Paulchen

Diese direkte Konfrontation mit den Menschen, die in diesem Stadtviertel leben, mag ich.
Heute abend, beim Pizzaladen um die Ecke.
Wollte nur meine Canneloni abholen. Aber wie das ja immer so ist, verschätzen die sich etwas in der Zeit, die es dauert, bis das Tiefkühlzeugs aufgetaut und im Pizzaofen anständig warm gemacht ist.
An den Stehtischen vor der Theke, standen die, die immer da stehen. Ich nenne sie mal Karl-Heinz und Egon. Vor der offenen Tür rauchte einer. Den nennen wir mal Paul. Oder besser: Paulchen. Typ Hartz 4 und Möchtegern-Charmeur. Aber eigentlich ein kleines dürres armes Männchen. Egon meinte, der Sommer wird warm. Ich erwidere, letztes Jahr wars aber schon im April so heiß. Egon steht auf 40°C, ich nicht, erörtern wir. Weil ich bei der Hitze nicht arbeiten kann. Ist ja nicht so, dass mein Büro klimagekühlt wäre. Egon macht das nichts aus, er ist Koch und arbeitet bei 70 Grad. Paulchen von draußen versucht sich in das Gespräch einzubringen und glotzt auf meinen Arsch. Mist. Warum musste ich heute die knallenge Levisjeans anziehen, die mir die Ü32 empfohlen hatte (die inzwischen Ü33 ist), aber ich weiterhin der Meinung bin, dass damit leider mein Pferdearsch noch mehr zur Geltung kommt…

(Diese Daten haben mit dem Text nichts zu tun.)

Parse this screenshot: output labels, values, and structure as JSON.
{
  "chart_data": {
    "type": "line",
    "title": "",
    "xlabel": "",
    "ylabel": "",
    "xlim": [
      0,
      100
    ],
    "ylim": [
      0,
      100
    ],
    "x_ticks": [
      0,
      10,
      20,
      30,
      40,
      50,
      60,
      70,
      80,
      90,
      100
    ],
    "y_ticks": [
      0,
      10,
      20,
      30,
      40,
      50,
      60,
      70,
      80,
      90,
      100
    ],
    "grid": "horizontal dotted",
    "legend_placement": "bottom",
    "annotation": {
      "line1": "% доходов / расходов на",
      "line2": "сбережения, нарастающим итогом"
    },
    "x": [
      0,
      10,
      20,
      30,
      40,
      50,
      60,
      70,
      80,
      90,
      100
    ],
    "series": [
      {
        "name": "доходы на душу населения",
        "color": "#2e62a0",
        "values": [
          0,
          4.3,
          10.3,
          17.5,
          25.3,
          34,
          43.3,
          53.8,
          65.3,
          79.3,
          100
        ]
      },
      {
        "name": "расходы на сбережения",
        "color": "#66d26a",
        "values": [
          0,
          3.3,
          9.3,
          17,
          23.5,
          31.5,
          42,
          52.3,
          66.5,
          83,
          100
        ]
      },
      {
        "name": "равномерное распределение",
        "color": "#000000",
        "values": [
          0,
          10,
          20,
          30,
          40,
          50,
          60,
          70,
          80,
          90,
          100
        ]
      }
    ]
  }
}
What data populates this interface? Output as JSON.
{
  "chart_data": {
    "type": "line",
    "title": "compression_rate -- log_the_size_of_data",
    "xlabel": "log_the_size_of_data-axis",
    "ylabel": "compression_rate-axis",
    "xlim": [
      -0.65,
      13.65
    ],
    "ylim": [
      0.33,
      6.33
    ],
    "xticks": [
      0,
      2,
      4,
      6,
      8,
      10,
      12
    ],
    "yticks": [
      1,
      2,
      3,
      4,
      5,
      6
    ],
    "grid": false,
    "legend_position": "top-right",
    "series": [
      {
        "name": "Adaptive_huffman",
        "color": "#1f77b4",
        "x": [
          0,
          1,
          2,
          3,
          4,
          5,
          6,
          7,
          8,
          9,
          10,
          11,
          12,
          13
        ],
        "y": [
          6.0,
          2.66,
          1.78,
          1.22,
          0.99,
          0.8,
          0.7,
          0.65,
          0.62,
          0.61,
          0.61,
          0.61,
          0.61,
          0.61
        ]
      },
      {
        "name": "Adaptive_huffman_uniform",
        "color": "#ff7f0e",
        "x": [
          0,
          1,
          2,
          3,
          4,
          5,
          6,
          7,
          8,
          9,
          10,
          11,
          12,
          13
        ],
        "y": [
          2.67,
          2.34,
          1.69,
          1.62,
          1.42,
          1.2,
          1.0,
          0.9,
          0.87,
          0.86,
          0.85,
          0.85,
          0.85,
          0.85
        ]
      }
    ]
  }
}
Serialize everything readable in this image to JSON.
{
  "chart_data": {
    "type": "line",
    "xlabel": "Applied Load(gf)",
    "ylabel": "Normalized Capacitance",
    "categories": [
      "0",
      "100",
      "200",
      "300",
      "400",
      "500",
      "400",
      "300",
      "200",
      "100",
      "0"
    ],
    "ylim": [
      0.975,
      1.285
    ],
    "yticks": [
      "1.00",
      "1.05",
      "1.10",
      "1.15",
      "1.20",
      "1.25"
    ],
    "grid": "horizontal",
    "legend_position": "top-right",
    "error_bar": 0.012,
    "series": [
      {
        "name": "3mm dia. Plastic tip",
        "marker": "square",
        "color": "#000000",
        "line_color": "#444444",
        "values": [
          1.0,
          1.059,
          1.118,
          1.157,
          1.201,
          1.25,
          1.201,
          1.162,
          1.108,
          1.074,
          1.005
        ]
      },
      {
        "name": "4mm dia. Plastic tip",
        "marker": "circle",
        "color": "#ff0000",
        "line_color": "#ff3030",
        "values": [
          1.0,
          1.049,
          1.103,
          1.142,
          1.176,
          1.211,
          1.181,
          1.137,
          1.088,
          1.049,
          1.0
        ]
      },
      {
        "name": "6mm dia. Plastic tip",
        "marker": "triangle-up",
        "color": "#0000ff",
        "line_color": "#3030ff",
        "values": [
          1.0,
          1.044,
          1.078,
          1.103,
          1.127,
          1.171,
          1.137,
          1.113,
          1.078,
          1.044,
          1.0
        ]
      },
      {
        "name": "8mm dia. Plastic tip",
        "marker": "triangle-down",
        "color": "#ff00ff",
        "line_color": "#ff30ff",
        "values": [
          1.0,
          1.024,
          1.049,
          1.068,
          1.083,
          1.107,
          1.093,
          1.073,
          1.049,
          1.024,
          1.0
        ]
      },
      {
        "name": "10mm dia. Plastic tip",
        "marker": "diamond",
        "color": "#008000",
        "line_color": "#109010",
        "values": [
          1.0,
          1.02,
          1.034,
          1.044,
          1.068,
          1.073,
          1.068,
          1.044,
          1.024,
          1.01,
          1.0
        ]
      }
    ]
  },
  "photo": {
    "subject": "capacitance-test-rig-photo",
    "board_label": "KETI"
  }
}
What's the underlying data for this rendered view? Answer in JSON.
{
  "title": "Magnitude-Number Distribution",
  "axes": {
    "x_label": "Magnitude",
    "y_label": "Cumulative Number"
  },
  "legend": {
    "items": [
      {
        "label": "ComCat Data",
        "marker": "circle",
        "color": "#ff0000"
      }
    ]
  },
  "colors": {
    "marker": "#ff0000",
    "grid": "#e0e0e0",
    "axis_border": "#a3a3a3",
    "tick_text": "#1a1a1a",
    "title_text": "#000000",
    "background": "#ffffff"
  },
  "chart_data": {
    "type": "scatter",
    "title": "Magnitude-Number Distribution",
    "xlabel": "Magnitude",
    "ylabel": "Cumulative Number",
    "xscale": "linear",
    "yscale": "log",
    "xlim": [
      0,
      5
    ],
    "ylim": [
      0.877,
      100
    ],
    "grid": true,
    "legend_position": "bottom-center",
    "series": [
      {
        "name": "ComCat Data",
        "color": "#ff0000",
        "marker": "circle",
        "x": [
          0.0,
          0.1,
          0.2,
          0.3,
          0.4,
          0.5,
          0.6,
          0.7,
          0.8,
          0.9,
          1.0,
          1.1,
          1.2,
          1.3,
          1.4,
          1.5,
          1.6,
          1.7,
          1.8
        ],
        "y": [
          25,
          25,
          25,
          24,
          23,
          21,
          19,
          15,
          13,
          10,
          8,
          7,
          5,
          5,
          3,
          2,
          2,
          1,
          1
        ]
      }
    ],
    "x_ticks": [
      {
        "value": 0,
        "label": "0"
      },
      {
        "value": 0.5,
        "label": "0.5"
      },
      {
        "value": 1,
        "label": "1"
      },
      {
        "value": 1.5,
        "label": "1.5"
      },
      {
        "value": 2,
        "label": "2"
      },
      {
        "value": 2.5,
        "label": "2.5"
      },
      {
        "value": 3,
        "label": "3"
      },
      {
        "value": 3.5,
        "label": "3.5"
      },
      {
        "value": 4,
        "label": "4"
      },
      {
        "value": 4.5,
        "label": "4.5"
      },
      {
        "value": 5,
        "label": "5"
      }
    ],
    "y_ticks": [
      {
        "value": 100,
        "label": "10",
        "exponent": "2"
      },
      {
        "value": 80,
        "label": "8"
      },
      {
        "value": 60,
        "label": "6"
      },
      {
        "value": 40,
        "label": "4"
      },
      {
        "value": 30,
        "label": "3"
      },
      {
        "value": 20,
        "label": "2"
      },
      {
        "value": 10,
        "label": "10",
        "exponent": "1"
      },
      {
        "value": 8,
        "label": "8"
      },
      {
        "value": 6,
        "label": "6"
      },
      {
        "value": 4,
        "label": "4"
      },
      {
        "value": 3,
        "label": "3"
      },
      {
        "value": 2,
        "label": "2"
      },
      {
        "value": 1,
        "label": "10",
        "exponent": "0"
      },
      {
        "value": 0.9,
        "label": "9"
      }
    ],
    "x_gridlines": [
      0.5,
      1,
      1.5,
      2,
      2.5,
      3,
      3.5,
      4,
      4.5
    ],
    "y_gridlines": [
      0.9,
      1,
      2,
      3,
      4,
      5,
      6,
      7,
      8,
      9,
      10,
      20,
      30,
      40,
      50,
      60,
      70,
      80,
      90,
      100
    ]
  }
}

Paulchen redet auch irgendwas vom Durchhaltevermögen des Egon. Er redet irgendwie weiter, während ich zum Pizzaofen rüberschiele und mir Giovanni sagt, es dauere noch vier Minuten. Irgendwann schaue ich wieder zu Paulchen, der meinte, ja, er rede mit mir. Schon die ganze Zeit. Ich dachte irgendwie mit Egon. Also nehme ich mir Paulchen vor, der mich nach draußen bittet, ich aber den Scheiß-Rauch mit meinem akuten Asthma heute nicht haben will. Paulchen redet. Ich verstehe ihn schlecht. Er meint, ich sei die Frau die es wert sei. Aha, da weht der Wind. Er redet weiter. Ich frage jeden zweiten Satz nach. Ob ich denn schlecht höre. Ich sage Ja. Aber eine Frau wie mich würde er nicht anschreien wollen. Schön für ihn, muss er ja auch nicht… Paulchen macht sich dennoch lächerlich und schreit. Tick zu laut, echt. Ich begebe mich wieder rein Richtung Theke. Egon und Karl-Heinz grinsen vor sich hin. Ich sei eine ganz besondere Frau, da gehöre doch ein Mann dazu, so Paulchen. Wie er denn auf die Idee käme, dass ich einen Mann bräuchte, frage ich ihn. Er wünsche sich intellektuellen Austausch mit mir. Ich lache. Und dass es ja ganz toll sei, eine Frau zu haben, die nicht alles versteht. Witzig. Egon lacht. Karl-Heinz lacht. Ich grinse vor mich hin und schiele Richtung Pizzaofen. Paulchen bittet um fünf Minuten, die er mit mir reden kann. Ich wittere ein gebrochenes Herz , atme erleichtert auf, als meine Canneloni fertig sind, und bemerke beim Zahlen: ‘Na Sie haben aber lustige Kunden hier’. Frau Pizzaladen bricht in schallendes Gelächter aus. Egon fragt besorgt ‘Du meinst damit doch hoffentlich nicht mich!?’.